Lastly, a less needy learner will get 38 per cent scholarship, 55 per cent loan and seven per cent of the cost of the course will be met by the family.

The new funding framework seeks to offer students whose households are at the bottom of the pyramid equal opportunity in accessing university education as well as technical training.

“It is expected that the government will be able to determine the needs of the various households and fund them appropriately,” KYEB noted.

A Means Testing Instrument (MTI) will be applied to scientifically assess students’ financial needs by assigning points and clustering them into different categories, unlike the previous model that used the Differentiated Unit Cost (DUC) criteria where tuition fees were paid to universities.

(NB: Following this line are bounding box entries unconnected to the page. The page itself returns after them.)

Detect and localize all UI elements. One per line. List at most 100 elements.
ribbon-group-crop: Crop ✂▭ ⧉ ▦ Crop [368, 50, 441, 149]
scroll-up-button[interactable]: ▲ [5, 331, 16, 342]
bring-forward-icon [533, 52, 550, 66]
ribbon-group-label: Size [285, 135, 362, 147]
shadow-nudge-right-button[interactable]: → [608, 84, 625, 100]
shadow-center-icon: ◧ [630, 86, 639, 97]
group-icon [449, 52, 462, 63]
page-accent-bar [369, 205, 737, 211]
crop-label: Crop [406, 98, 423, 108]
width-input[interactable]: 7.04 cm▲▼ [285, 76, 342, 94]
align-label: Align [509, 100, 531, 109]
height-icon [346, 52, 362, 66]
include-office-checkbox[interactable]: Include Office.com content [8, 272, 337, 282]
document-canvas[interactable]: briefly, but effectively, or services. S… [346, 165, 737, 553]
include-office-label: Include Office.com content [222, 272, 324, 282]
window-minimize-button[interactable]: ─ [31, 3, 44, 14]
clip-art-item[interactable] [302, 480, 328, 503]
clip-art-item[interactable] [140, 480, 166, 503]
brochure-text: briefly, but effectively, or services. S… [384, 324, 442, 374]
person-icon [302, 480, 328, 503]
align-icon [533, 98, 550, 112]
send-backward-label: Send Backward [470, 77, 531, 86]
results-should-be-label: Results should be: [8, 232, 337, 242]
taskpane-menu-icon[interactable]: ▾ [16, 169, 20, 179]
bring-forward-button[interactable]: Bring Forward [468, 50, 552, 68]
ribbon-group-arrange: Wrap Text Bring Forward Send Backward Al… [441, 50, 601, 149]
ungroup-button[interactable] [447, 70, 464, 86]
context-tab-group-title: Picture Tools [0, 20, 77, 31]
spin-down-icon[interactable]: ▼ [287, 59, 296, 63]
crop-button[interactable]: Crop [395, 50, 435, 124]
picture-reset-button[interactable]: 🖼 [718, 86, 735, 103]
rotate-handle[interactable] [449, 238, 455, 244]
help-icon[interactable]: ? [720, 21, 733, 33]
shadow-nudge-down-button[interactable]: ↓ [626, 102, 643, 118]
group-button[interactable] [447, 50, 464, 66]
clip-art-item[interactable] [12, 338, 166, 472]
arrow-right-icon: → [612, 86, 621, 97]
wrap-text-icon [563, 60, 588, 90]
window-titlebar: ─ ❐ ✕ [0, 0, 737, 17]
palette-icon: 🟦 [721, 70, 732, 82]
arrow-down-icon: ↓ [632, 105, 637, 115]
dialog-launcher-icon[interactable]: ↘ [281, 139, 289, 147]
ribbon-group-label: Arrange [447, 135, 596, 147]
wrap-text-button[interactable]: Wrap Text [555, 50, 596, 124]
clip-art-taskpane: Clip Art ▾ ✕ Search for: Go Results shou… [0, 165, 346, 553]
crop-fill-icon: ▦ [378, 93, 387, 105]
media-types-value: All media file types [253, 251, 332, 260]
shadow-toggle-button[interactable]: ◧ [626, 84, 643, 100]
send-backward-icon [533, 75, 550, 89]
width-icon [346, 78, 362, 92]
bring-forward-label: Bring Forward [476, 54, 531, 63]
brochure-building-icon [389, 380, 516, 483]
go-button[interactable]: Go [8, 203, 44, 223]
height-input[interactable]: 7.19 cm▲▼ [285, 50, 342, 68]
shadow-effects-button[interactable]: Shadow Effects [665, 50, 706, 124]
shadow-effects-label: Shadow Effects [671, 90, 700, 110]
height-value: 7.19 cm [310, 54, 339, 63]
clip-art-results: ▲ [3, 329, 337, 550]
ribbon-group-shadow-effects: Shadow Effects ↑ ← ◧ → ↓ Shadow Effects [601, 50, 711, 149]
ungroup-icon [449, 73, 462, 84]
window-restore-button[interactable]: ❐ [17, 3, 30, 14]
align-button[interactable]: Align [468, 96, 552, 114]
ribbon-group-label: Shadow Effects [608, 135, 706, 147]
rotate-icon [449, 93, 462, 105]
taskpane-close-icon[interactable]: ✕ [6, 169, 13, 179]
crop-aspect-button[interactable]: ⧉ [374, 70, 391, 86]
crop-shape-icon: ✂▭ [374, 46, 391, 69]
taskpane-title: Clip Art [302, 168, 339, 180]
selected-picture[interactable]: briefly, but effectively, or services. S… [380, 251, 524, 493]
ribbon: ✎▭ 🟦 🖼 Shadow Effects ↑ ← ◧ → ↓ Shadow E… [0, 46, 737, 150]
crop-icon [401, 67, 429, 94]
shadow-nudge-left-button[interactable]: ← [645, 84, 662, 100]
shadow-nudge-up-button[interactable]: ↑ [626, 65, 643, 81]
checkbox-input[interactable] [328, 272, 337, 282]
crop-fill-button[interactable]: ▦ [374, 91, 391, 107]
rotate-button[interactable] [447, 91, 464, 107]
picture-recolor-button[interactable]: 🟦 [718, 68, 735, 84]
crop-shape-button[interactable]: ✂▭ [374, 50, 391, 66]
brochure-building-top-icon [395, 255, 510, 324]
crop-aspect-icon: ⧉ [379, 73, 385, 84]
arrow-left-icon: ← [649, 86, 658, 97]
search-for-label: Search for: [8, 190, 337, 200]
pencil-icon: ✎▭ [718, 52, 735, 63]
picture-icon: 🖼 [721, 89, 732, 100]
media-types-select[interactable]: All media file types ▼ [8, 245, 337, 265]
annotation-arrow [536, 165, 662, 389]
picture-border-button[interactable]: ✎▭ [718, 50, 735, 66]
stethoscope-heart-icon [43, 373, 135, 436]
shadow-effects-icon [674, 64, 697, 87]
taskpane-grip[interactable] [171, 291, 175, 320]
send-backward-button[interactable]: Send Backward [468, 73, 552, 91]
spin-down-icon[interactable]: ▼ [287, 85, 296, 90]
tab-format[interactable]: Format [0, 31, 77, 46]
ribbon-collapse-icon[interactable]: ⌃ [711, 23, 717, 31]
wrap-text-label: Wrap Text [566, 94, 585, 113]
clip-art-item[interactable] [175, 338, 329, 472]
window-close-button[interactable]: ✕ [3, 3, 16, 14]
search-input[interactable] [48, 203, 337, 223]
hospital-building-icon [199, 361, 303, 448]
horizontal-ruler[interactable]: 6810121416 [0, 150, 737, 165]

In the model, students from rich backgrounds will get more loans than scholarships, while the less able will get more scholarships than loans.

Notably, while the Universities Fund (UF) primarily provides scholarships, the Higher Education Loans Board (HELB) offers loans and bursaries.

This means that being placed in an institution of higher learning doesn’t automatically make a student a government-sponsored student, so they must apply for scholarships and loans to access financial assistance.

According to reports, funds will be disbursed directly to the university or college where the applicant is undertaking their studies after students are admitted.

“Disbursement of scholarship and loan funds will be done to the various universities which have different opening dates,” read part of the publication.

The scholarship is based on the actual cost of the programme and the student’s financial needs, whether pursuing an undergraduate, diploma, craft certificate or artisan course at one of the accredited public universities or TVET colleges.

Furthermore, students will be required to submit an application every year for the course duration to get government scholarships.

In case of unsuccessful scholarship applications or if an individual is not satisfied with the amount given, he or she may appeal or request a review of their award.

However, if a student is fully funded by another agency, individual or institution, the government cannot provide a scholarship to them to curb over-funding.

Initially, underage students were to be awarded scholarships only as they waited to apply for loans when they hit 18 but they can now apply for both.

Students who do faculty or college transfers can still benefit from subsequent funding. Their student profiles will be continuously updated to reflect changes. That means, if one decides to change their programme, the money will follow them to where they are going.

Students without internet access can receive assistance with their funding applications at their nearest Huduma Centre in efforts to ensure that lack of internet does not hinder access to financial support.

Students placed in private universities are only eligible for loans based on their level of need. The government will avail both scholarships and loans for 130,485 students in public universities and 9,662 in private universities will get loans only.